ROCm Across Different Architectures: A Step-by-Step Guide

Published 2024-06-04 by Adam Niederer

As an intrepid hacker of things I don't understand, I'm excited to share a straightforward approach to running ROCm workloads across multiple quasi-supported GPUs with different architectures. In this article, I'll walk you through the necessary steps and provide examples to get you started.

The Challenge

Running ROCm applications across multiple GPUs from different architectures can be challenging due to ROCm's lack of support for most consumer GPUs. The ROCm Thunk Interface addresses this somewhat with the HSA_OVERRIDE_GFX_VERSION environment variable, which lets you force the use of a specific target that might be compatible with your hardware, letting even unsupported cards work if they're similar enough to a supported one. However, this overrides the target for all GPUs in the system, meaning they all have to be compatible with the one target version, or you're likely to run into issues caused by incompatible kernels.

I hacked together a patch that aims to fix this by allowing you to override the target version for each individual GPU in the system, letting you run any combination of "unsupported" cards in the same address space at the same time.

The Solution

I tested this solution using rocm-hip-sdk 6.0.2-1 from Arch Linux. The patched version is from 6.1.something, so it's already a bit of a frankenlink, but your mileage may greatly vary depending on what ROCm version you have.

Step 1: Build & Install

To get started, clone my patched AMD ROCm Thunk Interface from GitHub:

git clone https://github.com/AdamNiederer/ROCT-Thunk-Interface.git
cd ROCT-Thunk-Interface
git checkout per-node-overrides

Next, build and install the thunk interface using the following commands:

mkdir build && cd build
cmake -DBUILD_SHARED_LIBS=on ..
make
# System libhsakmt will be backed up to libhsakmt.so.${VERSION}~
sudo install -sbm755 libhsakmt.so.1.* /opt/rocm/lib/

Ensure that your libhsakmt.so and libhsakmt.so.1 symlinks don't point to the backed-up system version after performing these steps.

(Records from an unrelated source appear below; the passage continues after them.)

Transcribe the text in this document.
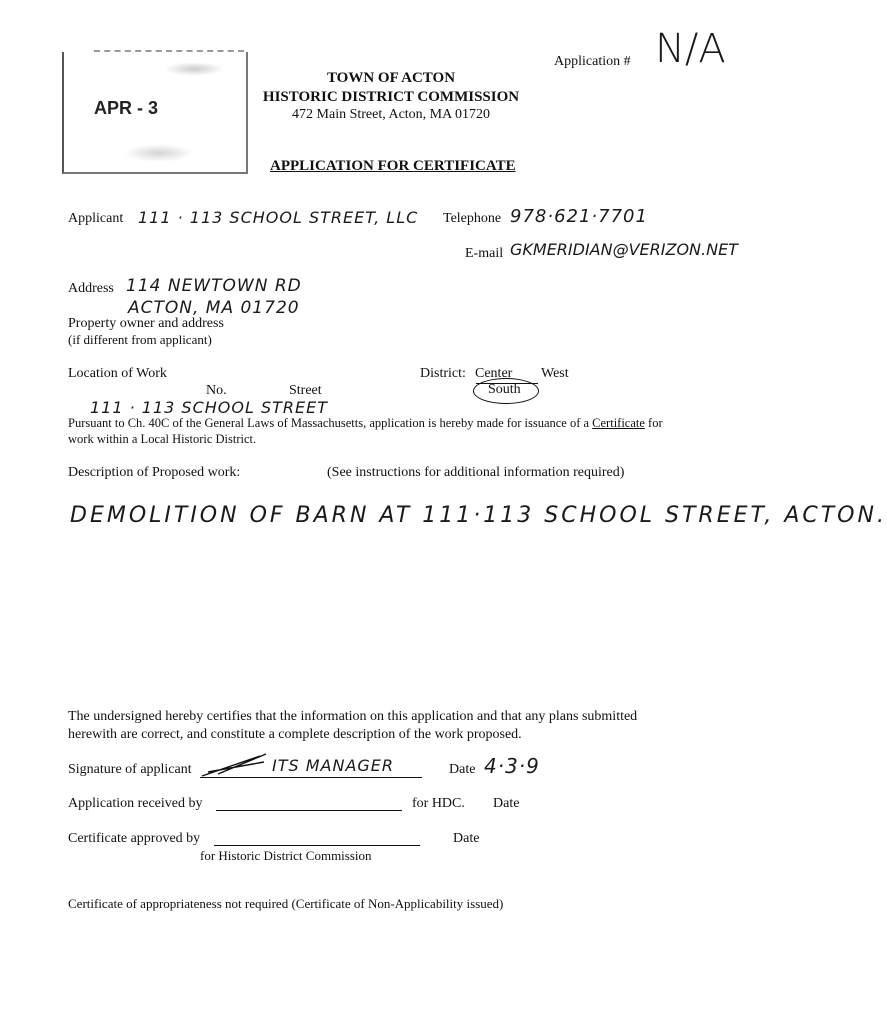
APR - 3
Application # N/A
TOWN OF ACTON
HISTORIC DISTRICT COMMISSION
472 Main Street, Acton, MA 01720
APPLICATION FOR CERTIFICATE
Applicant 111 · 113 SCHOOL STREET, LLC Telephone 978·621·7701
E-mail GKMERIDIAN@VERIZON.NET
Address 114 NEWTOWN RD
ACTON, MA 01720
Property owner and address
(if different from applicant)
Location of Work
No.	Street
111 · 113 SCHOOL STREET
District: Center West
South
Pursuant to Ch. 40C of the General Laws of Massachusetts, application is hereby made for issuance of a Certificate for
work within a Local Historic District.
Description of Proposed work:	(See instructions for additional information required)
DEMOLITION OF BARN AT 111·113 SCHOOL STREET, ACTON.
The undersigned hereby certifies that the information on this application and that any plans submitted
herewith are correct, and constitute a complete description of the work proposed.
Signature of applicant	ITS MANAGER	Date 4·3·9
Application received by	for HDC. Date
Certificate approved by
for Historic District Commission
Date
Certificate of appropriateness not required (Certificate of Non-Applicability issued)
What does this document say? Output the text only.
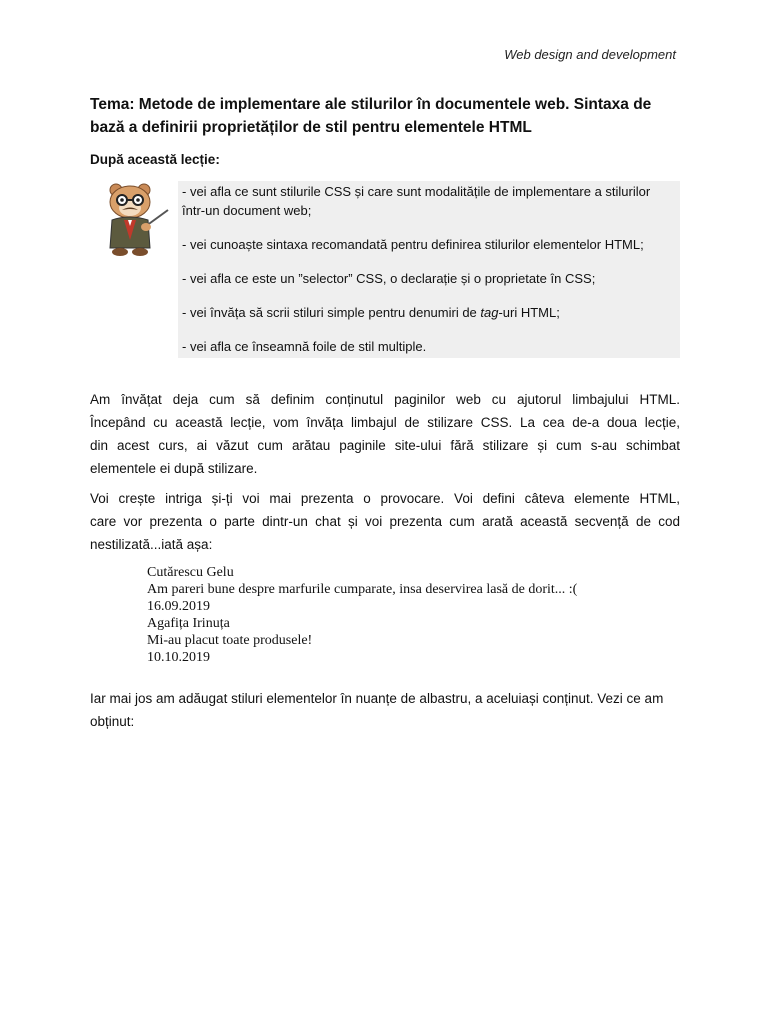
Web design and development
Tema: Metode de implementare ale stilurilor în documentele web. Sintaxa de bază a definirii proprietăților de stil pentru elementele HTML
După această lecție:
- vei afla ce sunt stilurile CSS și care sunt modalitățile de implementare a stilurilor într-un document web;
- vei cunoaște sintaxa recomandată pentru definirea stilurilor elementelor HTML;
- vei afla ce este un ”selector” CSS, o declarație și o proprietate în CSS;
- vei învăța să scrii stiluri simple pentru denumiri de tag-uri HTML;
- vei afla ce înseamnă foile de stil multiple.
Am învățat deja cum să definim conținutul paginilor web cu ajutorul limbajului HTML.
Începând cu această lecție, vom învăța limbajul de stilizare CSS. La cea de-a doua lecție,
din acest curs, ai văzut cum arătau paginile site-ului fără stilizare și cum s-au schimbat
elementele ei după stilizare.
Voi crește intriga și-ți voi mai prezenta o provocare. Voi defini câteva elemente HTML,
care vor prezenta o parte dintr-un chat și voi prezenta cum arată această secvență de cod
nestilizată...iată așa:
Cutărescu Gelu
Am pareri bune despre marfurile cumparate, insa deservirea lasă de dorit... :(
16.09.2019
Agafița Irinuța
Mi-au placut toate produsele!
10.10.2019
Iar mai jos am adăugat stiluri elementelor în nuanțe de albastru, a aceluiași conținut. Vezi ce am obținut:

Step 2: Configure Your Workload

Now that the patched ROCm Thunk Interface is installed, configure your workload to use it with environment variables. When launching your application, set HSA_OVERRIDE_GFX_VERSION_# to specify the target version you wish to override for a particular node, where # is the node's number. The number of each node can be obtained via rocminfo, with the CPU usually being node 0.

For example:

HSA_OVERRIDE_GFX_VERSION_1="11.0.0" ./your_program

In this example, we're overriding the target version for Node 1 to 11.0.0, used by most RDNA3 cards. You can adjust the value and trailing number according to your specific needs and the devices in your system, and specify as many of these overrides as you'd wish

Of course, this feature is only really useful when you have multiple GPUs that need unique overrides:

HSA_OVERRIDE_GFX_VERSION_1="11.0.0" HSA_OVERRIDE_GFX_VERSION_2="10.3.0" ./your_program

This example is suitable for running an RDNA3 card alongside an RDNA2 card. The patch should let you specify up to one million nodes' overrides before the fixed-size buffer I used gets angry. If you're somehow in possession of more GPUs in the same system please let me know so I can increase the size in your honor.

In addition, you should be able to do this:

HSA_OVERRIDE_GFX_VERSION="10.3.0" HSA_OVERRIDE_GFX_VERSION_3="11.0.0" ./your_program

This example overrides the target version for all nodes to be 10.3.0 except Node 3, which is overridden to 11.0.0. The numbered variables take precedence over the unnumbered variable.

Here's an example of LLaMA3-70B running across my RX 7900XT, RX 6600, and i5-12600k with hacked-on AVX-512, using a patched version of ollama with better multi-gpu support.

With this setup, I'm getting the following results:

7900 XT + 6600 + CPU: 7.4 tok/s; 77 of 81 layers offloaded
7900 XT + CPU: 4.3 tok/s; 57 of 81 layers offloaded
CPU: 2.2 tok/s; 0 of 81 layers offloaded

You may get even better results on more evenly-matched cards, or if you aren't using an old PCIe 3.0 x1 riser cable for your second GPU.

Conclusion

By following these steps and examples, you should be able to run your ROCm workloads across multiple GPUs with different architectures, and better leverage hardware that you may otherwise have laying around. There are probably lots of bugs, and I dunno which bugs are my bugs. Don't use this patch in production. I hope this guide has been helpful in helping you better utilize your big pile of random GPUs. Happy coding!